Sun-ripened tomatoes, sweet onions, capers, olives and – in the leading role – fresh aubergines: for many Sicilians, caponata is a piece of home and a delicacy that is sure to send everyone rushing to the table.Jump to Recipe
Of taverns, gurnards and capons
Where does the name caponata come from? One legend mentions the taverns, which were called cauponae in Latin, as the origin. Here men met, ate some bread with garlic, olives, capers or anchovies with wine, later also small warm dishes. One such dish is reminiscent of caponata. Another story connects caponata with capone, the old Italian name for gurnard. The fish used in a stew was then replaced by aubergines in poorer households. Caponata is even sometimes associated with the traditional Ligurian Lenten dish, cappon magro (“lean capon”), which is a kind of layered salad made from lots of vegetables and fish. This could explain the pine nuts that can be found in some recipes.
Aubergine sweet-sour to ease homesickness
Caponata is one of the mainstays of Sicilian cuisine and it has even been said to alleviate the homesickness felt by emigrant Sicilians. The dish was already exported from Palermo to the USA a good 100 years ago. But it should be noted that the caponata does not exist. As so often, every region has its own special version. Among the 37 recipes, there are some with bitter cocoa, with almonds, pistachios, pine nuts, raisins or peppers and potatoes. There is also a widespread custom of sprinkling toasted breadcrumbs over the caponata before serving. The crunchy effect goes wonderfully with the sweet-sour vegetables.
- 2 aubergines
- 1 onion large red
- 500 g tomatoes ripe
- 40 g celery heart – the white stalk of the celery
- 20 olives
- 2 tbsp capers salted
- 1 tsp sugar
- 2 tbsp vinegar white wine
- olive oil extra virgin
- 10 leaves basil
- 40 g pine nuts or almonds roasted
Cut the aubergines into cubes, salt them and let them stand for 30 minutes. Bring water to the boil in a pot. Place the tomatoes in the water for one minute and then peel them. Cut the tomatoes into pieces. Remove the seeds and the juice (the tomato juice would make the aubergines sticky).

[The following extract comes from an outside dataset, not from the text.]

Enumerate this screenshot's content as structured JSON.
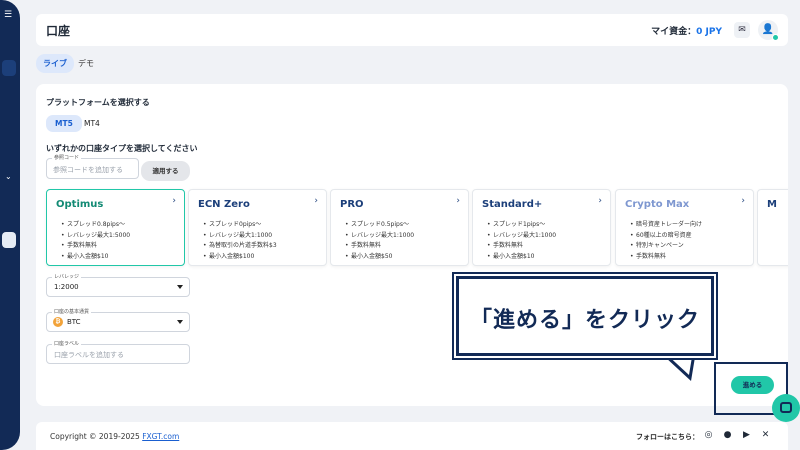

Remove the stones from the olives and cut them into small pieces. Rinse the capers with water and dab dry. Cut the onion into slices and finely chop the celery. Heat some olive oil in a saucepan and first sauté the onion in it at low heat for about 10 minutes. Add the tomatoes and celery. After another 5 minutes, add olives, capers and possibly the pine nuts.
Squeeze the aubergine gently and dab them as dry as you can with kitchen paper. Fry in enough oil – they should literally be swimming in oil – until the pieces are golden brown. Take them out and let them drain. Add the aubergines to the remaining vegetables. Let them simmer together for 2 to 3 minutes. Season with basil, vinegar, sugar and a pinch of salt.
The caponata should be left to marinate for at least 4 to 6 hours, preferably overnight, at room temperature. As an antipasto on toasted white bread, it tastes just as delicious as a side dish with fish or meat – or simply solo with a good glass of wine from Sicily.